To solve the quadratic equation \( x^2 + 3x - 5 = 0 \), we can use the quadratic formula, which is given by:
\[ x = \frac{{-b \pm \sqrt{{b^2 - 4ac}}}}{2a} \]
where \( a \), \( b \), and \( c \) are the coefficients from the quadratic equation in the standard form \( ax^2 + bx + c = 0 \).
For the equation \( x^2 + 3x - 5 = 0 \):
- \( a = 1 \)
- \( b = 3 \)
- \( c = -5 \)
Now, let's substitute the values of \( a \), \( b \), and \( c \) into the quadratic formula:
- Calculate the discriminant \( b^2 - 4ac \):
\[ b^2 = 3^2 = 9 \] \[ 4ac = 4 \cdot 1 \cdot (-5) = -20 \] \[ b^2 - 4ac = 9 - (-20) = 9 + 20 = 29 \]
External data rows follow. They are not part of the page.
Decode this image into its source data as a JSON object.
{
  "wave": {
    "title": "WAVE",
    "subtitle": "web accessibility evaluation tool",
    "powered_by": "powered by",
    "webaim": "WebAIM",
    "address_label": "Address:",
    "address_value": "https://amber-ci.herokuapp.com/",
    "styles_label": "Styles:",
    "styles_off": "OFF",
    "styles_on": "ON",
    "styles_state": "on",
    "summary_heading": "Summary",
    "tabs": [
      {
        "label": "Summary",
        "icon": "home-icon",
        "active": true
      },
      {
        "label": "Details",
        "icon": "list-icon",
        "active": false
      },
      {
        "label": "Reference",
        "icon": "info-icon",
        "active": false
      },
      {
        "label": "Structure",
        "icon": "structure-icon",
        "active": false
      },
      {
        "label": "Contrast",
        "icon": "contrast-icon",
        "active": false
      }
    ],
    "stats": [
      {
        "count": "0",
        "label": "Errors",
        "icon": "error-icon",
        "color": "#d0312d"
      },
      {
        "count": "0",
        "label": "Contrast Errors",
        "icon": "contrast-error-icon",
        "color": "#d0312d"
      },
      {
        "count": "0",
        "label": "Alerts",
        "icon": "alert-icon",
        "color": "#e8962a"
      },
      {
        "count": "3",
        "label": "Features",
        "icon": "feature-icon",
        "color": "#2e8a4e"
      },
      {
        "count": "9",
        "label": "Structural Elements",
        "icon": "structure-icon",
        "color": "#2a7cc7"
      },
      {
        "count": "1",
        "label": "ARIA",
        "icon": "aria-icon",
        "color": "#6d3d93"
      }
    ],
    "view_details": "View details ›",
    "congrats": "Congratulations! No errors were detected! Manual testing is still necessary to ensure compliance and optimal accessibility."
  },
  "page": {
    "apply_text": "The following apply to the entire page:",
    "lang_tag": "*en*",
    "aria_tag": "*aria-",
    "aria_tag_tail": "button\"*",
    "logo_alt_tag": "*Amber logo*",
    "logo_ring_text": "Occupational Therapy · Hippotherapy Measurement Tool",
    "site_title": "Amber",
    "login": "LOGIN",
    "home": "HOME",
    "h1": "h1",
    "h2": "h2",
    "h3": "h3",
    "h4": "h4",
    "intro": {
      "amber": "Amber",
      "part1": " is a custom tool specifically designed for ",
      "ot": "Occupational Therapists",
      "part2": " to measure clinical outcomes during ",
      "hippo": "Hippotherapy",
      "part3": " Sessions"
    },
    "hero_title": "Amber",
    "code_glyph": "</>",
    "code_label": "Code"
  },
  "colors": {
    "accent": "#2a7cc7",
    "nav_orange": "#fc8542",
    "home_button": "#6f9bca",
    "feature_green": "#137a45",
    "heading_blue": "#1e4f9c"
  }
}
- Now substituting back into the quadratic formula:
\[ x = \frac{{-3 \pm \sqrt{29}}}{2 \cdot 1} \] \[ x = \frac{{-3 \pm \sqrt{29}}}{2} \]
- So the solutions are:
\[ x_1 = \frac{{-3 + \sqrt{29}}}{2} \] \[ x_2 = \frac{{-3 - \sqrt{29}}}{2} \]
Thus, the solutions to the equation \( x^2 + 3x - 5 = 0 \) are:
\[ x_1 = \frac{{-3 + \sqrt{29}}}{2}, \quad x_2 = \frac{{-3 - \sqrt{29}}}{2} \]